# 650i xdrive weird codes + limp mode



## Bq (Feb 13, 2020)

My Dad got an amazing deal on a 650i almost a year ago now and he soon figured out why. The car goes into limp mode any time you give it any throttle, limp mode goes away after you shut the car off and turn it back on but the check engine light stays. Codes are:
P117e
P11bd
P16ac
P00bf
P141b
P0171

Pending codes:
P0175
P0171
(Pretty sure those both correspond to running too rich and too lean, respectively. Not really sure how that happens at the same time)

Permanent codes:
P16ac
P0171

The entire fuel system has been gone through and replaced along with quite a few electrical components I can’t remember. He has brought it to an independent specialist who by all other accounts worked wonders on bimmers, nothing. He once dropped it off at the dealership and told them he didn’t want it back until it was fixed. A month later, and a ton of random stuff replaced, problem came right back. I know I have next to no chance of figuring this out with my crappy little generic reader and base level knowledge of BMWs, but if you guys have any idea on what to try I’m grateful for anything. Also most of the codes I have no idea the meaning of. Hunting around the internet has only brought me many conflicting answers so far, so if any of you know I’d love to hear. Thanks for taking the time to read, any and all consideration helps!
(F06)


----------



## AK71SS (12 mo ago)

These things are like one big computer. If something doesn't sync up right its like the first thing you do with a computer is that you reboot! I limped my wife's 650i home after going to an appointment which ran fine go to but came out and it started up but running like crap/rough with no power. Pulled it right into the garage when I got home thinking something was badly broken. I let it rest for a bit and then began several repeated startup, run and shutdowns and it finally like sync'd or something to clear whatever was ailing it. It has only happened one other time and apparently on both occasions I recall pressed the ignition button, attempting to start, without my foot on brake, which it apparently doesn't like. 

Your issue sound like computer issues e.g. DME. Did they replace the DME's. 

JMO and no, I'm definitely no expert.


----------



## Bq (Feb 13, 2020)

AK71SS said:


> These things are like one big computer. If something doesn't sync up right its like the first thing you do with a computer is that you reboot! I limped my wife's 650i home after going to an appointment which ran fine go to but came out and it started up but running like crap/rough with no power. Pulled it right into the garage when I got home thinking something was badly broken. I let it rest for a bit and then began several repeated startup, run and shutdowns and it finally like sync'd or something to clear whatever was ailing it. It has only happened one other time and apparently on both occasions I recall pressed the ignition button, attempting to start, without my foot on brake, which it apparently doesn't like.
> 
> Your issue sound like computer issues e.g.

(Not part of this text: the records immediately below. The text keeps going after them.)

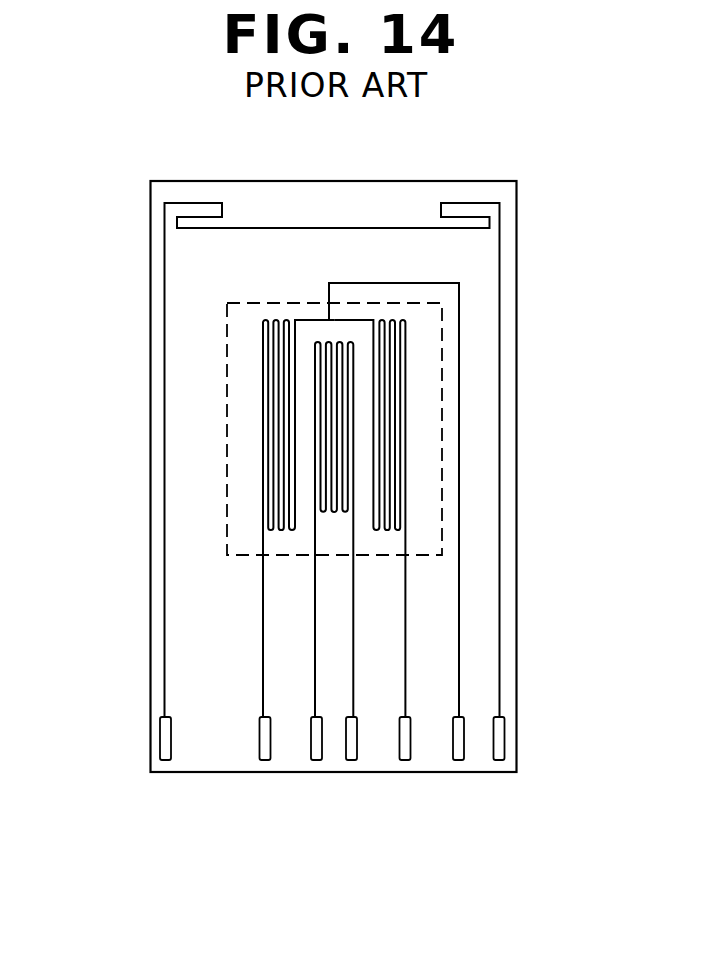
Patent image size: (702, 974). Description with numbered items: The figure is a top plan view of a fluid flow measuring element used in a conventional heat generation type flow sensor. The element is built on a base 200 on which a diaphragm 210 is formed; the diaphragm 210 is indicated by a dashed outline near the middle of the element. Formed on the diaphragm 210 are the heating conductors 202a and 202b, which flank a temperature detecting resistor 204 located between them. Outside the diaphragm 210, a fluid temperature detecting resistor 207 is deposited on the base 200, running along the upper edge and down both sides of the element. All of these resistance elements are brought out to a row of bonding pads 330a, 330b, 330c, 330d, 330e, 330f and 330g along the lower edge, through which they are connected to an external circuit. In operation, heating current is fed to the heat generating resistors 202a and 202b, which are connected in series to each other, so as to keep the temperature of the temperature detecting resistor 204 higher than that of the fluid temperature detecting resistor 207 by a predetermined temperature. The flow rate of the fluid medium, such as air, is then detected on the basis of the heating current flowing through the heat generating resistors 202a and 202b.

The substrate 200 is at (518, 245).
The fluid temperature detecting resistor 207 is at (183, 208).
The diaphragm 210 is at (273, 302).
The heating conductor 202a is at (262, 420).
The heating conductor 202b is at (405, 407).
The temperature detecting resistor 204 is at (328, 343).
The bonding pad 330a is at (163, 760).
The bonding pad 330b is at (265, 760).
The bonding pad 330c is at (316, 760).
The bonding pad 330d is at (351, 760).
The bonding pad 330e is at (403, 760).
The bonding pad 330f is at (458, 760).
The bonding pad 330g is at (497, 760).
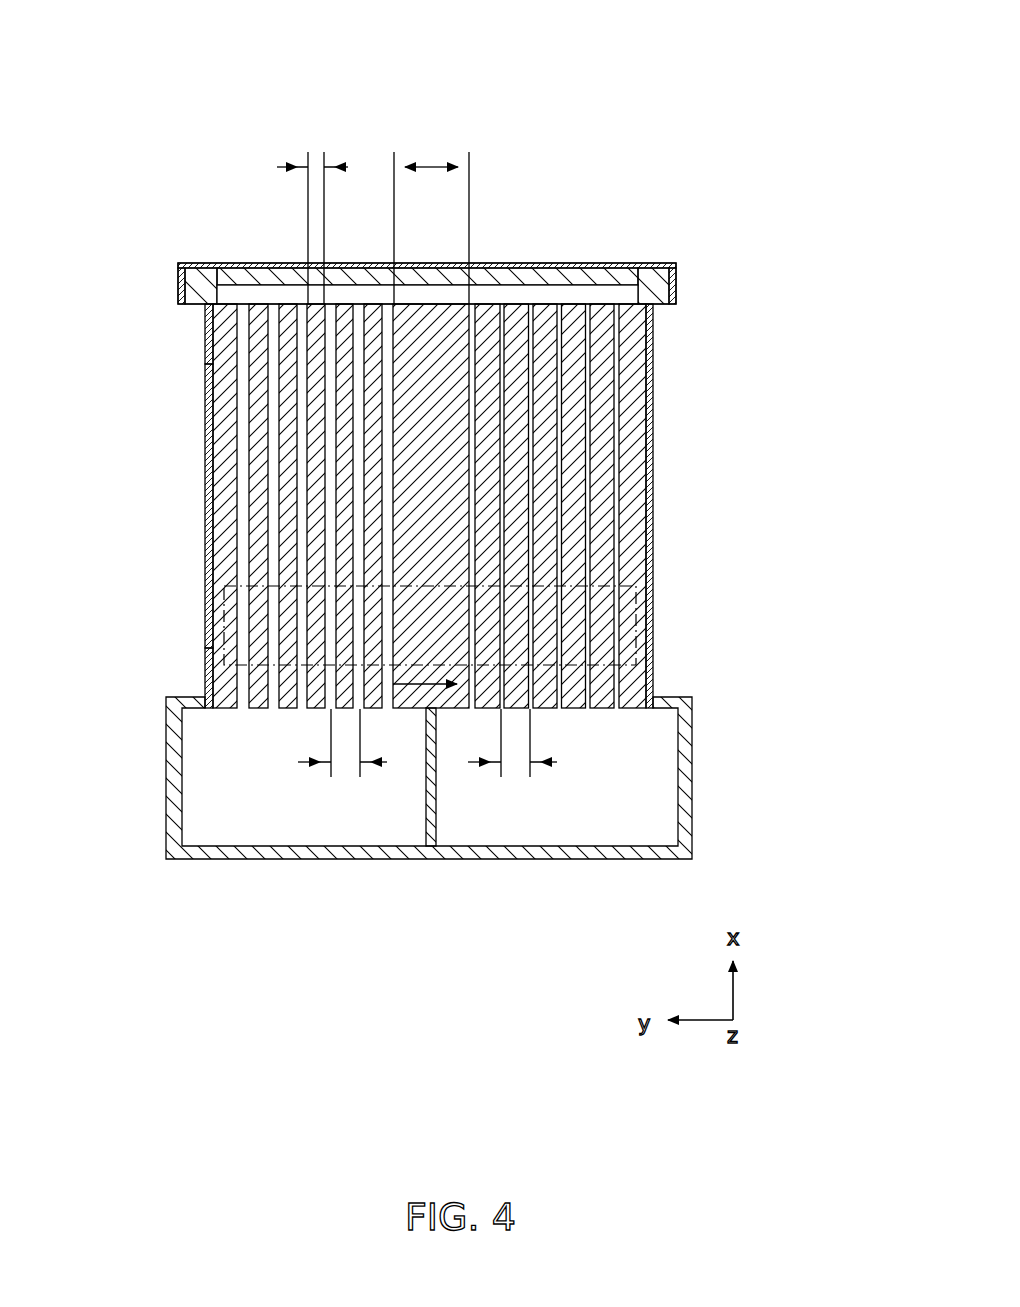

DME. Did they replace the DME's.
> 
> JMO and no, I'm definitely no expert.


Thank you for the info, I don’t know if they replaced those but I’ll check with my Dad and see if he can pull up the records. Anyway, that thing about restarting solving things really makes sense. I work as a delivery driver, which involves a ton of starting/stopping the vehicle and engine repeatedly, any time the car starts acting up I take it on a delivery driving shift and it smooths right out. My Dad will be complaining about how poorly it’s running, I’ll take it and by the end of the shift it’s 100% perfect. But it doesn’t stay that way permanently, so we’ll look into replacing the DMEs


----------